City reports 28 positive COVID-19 cases among students and staff in public schools

FILE PHOTO: Mayor de Blasio and Chancellor Carranza tour New Bridges Elementary School ahead of schools reopening
FILE PHOTO: A hallway stands empty during a news conference at an elementary school

So far, 28 public school students and staff have tested positive for COVID-19 since the city began randomly testing school communities earlier this month, Mayor de Blasio said on Tuesday. 

Students enrolled in hybrid learning, where children take classes for two or three days in-person, have been in school buildings for three weeks but the city did not begin testing until 10 days ago. Since then, the city’s Test and Trace Corp. has conducted 16,348 COVID tests and received results for 16,298 yielding a 0.17 % positivity rate for the virus. Out of the 28 positive cases, 20 are teachers and 8 are students. 

“This is really extraordinary,” said de Blasio during a press conference Tuesday morning. “That’s unbelievably good and this really bodes well for the future of our schools and our ability to fight and overcome this disease.” 

Mayor de Blasio’s school testing plan has come under scrutiny over the last month for its frequency and sample size.
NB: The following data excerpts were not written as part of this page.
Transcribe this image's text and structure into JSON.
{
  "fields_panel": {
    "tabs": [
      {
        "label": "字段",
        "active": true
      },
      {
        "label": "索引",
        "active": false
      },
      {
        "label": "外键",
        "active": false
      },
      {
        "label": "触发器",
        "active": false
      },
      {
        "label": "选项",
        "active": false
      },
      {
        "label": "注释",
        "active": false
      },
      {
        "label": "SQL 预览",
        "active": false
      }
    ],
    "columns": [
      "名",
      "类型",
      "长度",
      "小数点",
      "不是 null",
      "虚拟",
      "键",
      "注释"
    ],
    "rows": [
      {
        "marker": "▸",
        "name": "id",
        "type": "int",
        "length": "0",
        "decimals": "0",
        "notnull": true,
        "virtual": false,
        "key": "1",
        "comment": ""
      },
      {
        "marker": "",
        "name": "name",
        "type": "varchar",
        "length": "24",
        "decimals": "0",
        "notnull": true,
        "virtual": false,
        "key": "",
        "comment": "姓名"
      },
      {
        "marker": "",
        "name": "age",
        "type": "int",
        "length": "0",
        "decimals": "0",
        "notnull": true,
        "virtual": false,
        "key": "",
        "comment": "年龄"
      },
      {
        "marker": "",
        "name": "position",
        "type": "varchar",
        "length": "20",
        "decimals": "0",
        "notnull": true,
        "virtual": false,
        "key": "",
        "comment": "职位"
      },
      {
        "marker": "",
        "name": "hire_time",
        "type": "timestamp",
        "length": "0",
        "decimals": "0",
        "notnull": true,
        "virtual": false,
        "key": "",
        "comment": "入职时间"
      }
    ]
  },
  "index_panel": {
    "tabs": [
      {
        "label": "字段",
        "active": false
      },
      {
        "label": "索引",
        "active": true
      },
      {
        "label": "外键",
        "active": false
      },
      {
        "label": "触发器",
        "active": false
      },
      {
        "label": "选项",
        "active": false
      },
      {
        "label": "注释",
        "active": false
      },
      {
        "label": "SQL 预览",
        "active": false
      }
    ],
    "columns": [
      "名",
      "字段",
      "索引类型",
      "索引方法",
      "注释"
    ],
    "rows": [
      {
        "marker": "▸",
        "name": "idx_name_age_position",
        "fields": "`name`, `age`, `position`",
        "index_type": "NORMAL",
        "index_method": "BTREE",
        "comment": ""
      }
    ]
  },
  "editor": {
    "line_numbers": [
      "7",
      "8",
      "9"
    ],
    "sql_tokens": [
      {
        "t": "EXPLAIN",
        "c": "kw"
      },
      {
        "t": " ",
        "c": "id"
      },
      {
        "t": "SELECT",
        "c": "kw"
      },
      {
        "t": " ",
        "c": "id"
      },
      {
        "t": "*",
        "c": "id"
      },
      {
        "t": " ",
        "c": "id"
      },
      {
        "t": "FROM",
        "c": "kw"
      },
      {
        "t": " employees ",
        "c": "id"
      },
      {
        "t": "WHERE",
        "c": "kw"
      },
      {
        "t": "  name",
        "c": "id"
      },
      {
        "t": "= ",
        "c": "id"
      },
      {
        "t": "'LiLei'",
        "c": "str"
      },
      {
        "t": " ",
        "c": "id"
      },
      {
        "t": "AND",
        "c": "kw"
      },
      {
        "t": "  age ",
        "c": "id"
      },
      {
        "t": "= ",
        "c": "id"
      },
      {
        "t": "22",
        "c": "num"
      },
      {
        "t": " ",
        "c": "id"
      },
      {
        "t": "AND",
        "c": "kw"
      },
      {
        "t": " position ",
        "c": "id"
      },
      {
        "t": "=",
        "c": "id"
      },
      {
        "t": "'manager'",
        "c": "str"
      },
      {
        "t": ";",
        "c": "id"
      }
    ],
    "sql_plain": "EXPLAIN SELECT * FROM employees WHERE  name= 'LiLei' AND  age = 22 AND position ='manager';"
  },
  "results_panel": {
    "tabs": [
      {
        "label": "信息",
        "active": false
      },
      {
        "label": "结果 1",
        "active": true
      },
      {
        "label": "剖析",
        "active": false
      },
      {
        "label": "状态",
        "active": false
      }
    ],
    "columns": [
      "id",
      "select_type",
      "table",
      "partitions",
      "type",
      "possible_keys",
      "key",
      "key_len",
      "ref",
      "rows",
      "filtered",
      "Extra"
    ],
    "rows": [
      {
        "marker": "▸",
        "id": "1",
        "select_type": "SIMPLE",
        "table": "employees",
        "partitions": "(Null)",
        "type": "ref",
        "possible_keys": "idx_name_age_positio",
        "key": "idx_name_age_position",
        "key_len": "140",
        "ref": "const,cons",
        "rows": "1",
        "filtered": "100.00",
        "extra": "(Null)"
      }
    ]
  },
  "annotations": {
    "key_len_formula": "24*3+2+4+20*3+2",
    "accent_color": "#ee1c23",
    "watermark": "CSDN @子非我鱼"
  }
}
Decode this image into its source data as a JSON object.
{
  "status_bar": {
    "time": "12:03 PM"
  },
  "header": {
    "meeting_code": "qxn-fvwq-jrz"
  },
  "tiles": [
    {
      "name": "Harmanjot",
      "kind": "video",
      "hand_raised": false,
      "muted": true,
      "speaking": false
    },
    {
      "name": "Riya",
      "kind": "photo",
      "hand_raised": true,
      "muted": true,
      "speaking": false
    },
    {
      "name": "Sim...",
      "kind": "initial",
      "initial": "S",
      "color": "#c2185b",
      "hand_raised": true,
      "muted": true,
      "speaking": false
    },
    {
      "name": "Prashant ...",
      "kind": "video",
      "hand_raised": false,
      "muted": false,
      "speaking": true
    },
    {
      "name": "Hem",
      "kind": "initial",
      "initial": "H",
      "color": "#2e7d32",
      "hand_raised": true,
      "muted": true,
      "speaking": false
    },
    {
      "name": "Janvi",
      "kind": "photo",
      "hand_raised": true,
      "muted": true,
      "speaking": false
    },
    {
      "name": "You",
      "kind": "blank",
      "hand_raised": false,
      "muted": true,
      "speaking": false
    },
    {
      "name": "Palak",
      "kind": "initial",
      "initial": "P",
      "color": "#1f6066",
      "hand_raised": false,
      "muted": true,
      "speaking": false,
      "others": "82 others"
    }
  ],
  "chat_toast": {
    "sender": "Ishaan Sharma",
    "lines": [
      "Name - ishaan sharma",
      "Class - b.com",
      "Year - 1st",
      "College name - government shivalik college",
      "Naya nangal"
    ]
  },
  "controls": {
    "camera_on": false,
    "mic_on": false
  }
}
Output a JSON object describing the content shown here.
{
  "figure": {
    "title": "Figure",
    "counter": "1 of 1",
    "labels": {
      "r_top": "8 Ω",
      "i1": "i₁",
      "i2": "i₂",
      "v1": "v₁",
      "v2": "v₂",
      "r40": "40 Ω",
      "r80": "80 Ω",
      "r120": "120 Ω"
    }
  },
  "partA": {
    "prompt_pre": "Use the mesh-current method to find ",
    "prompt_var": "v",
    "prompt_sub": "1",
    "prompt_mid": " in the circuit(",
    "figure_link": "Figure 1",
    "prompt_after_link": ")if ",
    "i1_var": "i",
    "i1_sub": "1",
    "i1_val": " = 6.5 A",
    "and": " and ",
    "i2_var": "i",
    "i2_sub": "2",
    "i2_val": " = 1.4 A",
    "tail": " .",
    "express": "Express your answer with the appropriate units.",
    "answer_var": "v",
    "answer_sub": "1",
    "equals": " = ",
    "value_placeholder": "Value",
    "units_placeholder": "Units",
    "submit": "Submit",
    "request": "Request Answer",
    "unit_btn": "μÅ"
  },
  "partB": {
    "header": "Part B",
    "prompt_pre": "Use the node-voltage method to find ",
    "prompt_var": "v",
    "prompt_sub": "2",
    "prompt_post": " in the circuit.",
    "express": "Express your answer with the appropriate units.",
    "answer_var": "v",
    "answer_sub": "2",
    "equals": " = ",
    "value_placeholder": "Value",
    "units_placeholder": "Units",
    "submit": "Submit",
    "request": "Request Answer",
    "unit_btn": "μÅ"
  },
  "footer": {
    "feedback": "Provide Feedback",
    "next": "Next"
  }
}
The New York City public school system instructs over 1.1 million students and 541,469–0r 46%–are currently enrolled in hybrid learning, according to the most recent Department of Education data. 

The mayor’s plan only requires between 10 and 20% of a school’s staff and student population be randomly tested once a month which some researchers argue does not a large enough sample size to prevent possible outbreaks of the virus. Researchers at New York University’s Gross School of Medicine argue that a better approach would be to test 50% of students and teachers twice a week, the New York Times reported, and some support testing every person in a school building. 

In contrast, the Centers for Disease Control and Prevention recently issued school testing guidelines which does not support universal testing of school staff and students instead arguing that testing efforts should focus on those showing symptoms of the virus. 

In addition, some have worried about the accuracy of the city released testing data given that students younger than 18 years old must first submit a signed parental consent form before they can be tested. Officials from the Department of Education said last Friday that only 72,000 public school students enrolled in hybrid learning have returned parental consent forms during a City Council hearing. Parents can access the consent form on the DOE’s website and the department is “constantly” receiving newly singed forms, Schools Chancellor Richard Carranza told councilmembers. 

On Tuesday, the mayor touted the low number of positive COVID cases as a testament to the strength of the city’s COVID safety measures in schools. Public school parents, teachers and staff have worried for months about the city’s ability to safely reopen school during an ongoing pandemic.  “When we said we were taking a global and gold standard approach to our schools that is exactly what happened,” de Blasio said. “The proof is in the results.” 

Others think that the low numbers could be a reflection that schools will not serve as vectors for outbreaks after all. “This has kind of reinforced what we have heard thus far around schools,” said Paula White, executive director of Educators for Excellence, a teachers organization.